Una vittoria scontata e schiacciante, con il 70% dei voti per Tokayev contro il 16% a favore del principale candidato dell’opposizione Amirzhan Kosanov. Ha pesato l’investitura di Nazarbayev, che aveva già scelto Tokayev come successore all’indomani delle sue dimissioni shock dello scorso marzo, ma anche il ferreo controllo esercitato dal partito dell’ex Presidente, il Nur Otan, sugli organismi elettorali, amministrativi e mediatici del Paese. Non c’è mai stata quindi alcuna reale possibilità di vittoria per i candidati delle altre forze politiche, incapaci di condurre una vera campagna e costretti quasi a fare da comparse al trionfo annunciato di Tokayev. Ciò non ha comunque impedito a centinaia di persone di manifestare per strada contro la scelta dell’ex Premier come erede designato di Nazarbayev. Tutta la giornata di ieri è stata infatti contrassegnata da dimostrazioni e tafferugli con la polizia per le strade delle maggiori città del Paese, con un bilancio finale di 500 arrestati e 3 agenti feriti. Riprese da social e media internazionali, le proteste hanno in parte offuscato il trionfo del neo-Presidente, anche se Tokayev si è affrettato a liquidare la faccenda come una legittima “scelta del popolo”.

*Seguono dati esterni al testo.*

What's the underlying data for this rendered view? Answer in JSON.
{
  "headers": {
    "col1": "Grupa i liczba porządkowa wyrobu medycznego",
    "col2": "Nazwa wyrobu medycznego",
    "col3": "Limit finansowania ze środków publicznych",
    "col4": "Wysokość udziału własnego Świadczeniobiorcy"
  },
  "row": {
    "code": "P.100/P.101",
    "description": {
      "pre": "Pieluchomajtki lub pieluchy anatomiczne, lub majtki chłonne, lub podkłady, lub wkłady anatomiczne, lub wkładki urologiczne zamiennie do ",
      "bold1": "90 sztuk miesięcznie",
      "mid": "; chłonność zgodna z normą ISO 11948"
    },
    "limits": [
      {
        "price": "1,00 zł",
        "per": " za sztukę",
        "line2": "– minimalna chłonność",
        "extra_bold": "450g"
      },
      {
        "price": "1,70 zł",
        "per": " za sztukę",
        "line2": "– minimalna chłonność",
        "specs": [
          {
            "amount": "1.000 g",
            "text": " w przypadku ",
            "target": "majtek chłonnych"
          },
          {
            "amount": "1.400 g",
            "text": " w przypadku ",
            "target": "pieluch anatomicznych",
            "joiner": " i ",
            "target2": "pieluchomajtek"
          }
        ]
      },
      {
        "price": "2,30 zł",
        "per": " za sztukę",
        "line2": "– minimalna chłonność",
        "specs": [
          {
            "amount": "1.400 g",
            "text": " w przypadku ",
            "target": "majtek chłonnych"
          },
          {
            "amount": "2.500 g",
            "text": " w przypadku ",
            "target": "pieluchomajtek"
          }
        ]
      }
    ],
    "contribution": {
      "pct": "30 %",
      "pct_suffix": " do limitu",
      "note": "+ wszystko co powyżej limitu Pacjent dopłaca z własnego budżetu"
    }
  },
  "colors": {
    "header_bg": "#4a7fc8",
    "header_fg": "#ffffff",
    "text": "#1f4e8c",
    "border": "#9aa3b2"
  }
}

Secondo molti analisti, Tokayev seguirà abbastanza fedelmente le politiche del suo predecessore, senza correre particolari rischi politici o economici. E alcuni sospettano persino che il suo mandato presidenziale sia semplicemente volto a preparare il terreno all’insediamento di Dariga Nazarbayeva, figlia del vecchio Nursultan. In ogni caso molti kazaki hanno votato genuinamente per lui, nella speranza di preservare i progressi economici degli anni passati. E la Russia ha accolto positivamente la sua elezione, che promette di continuare la stretta cooperazione tra i due Paesi in Asia Centrale.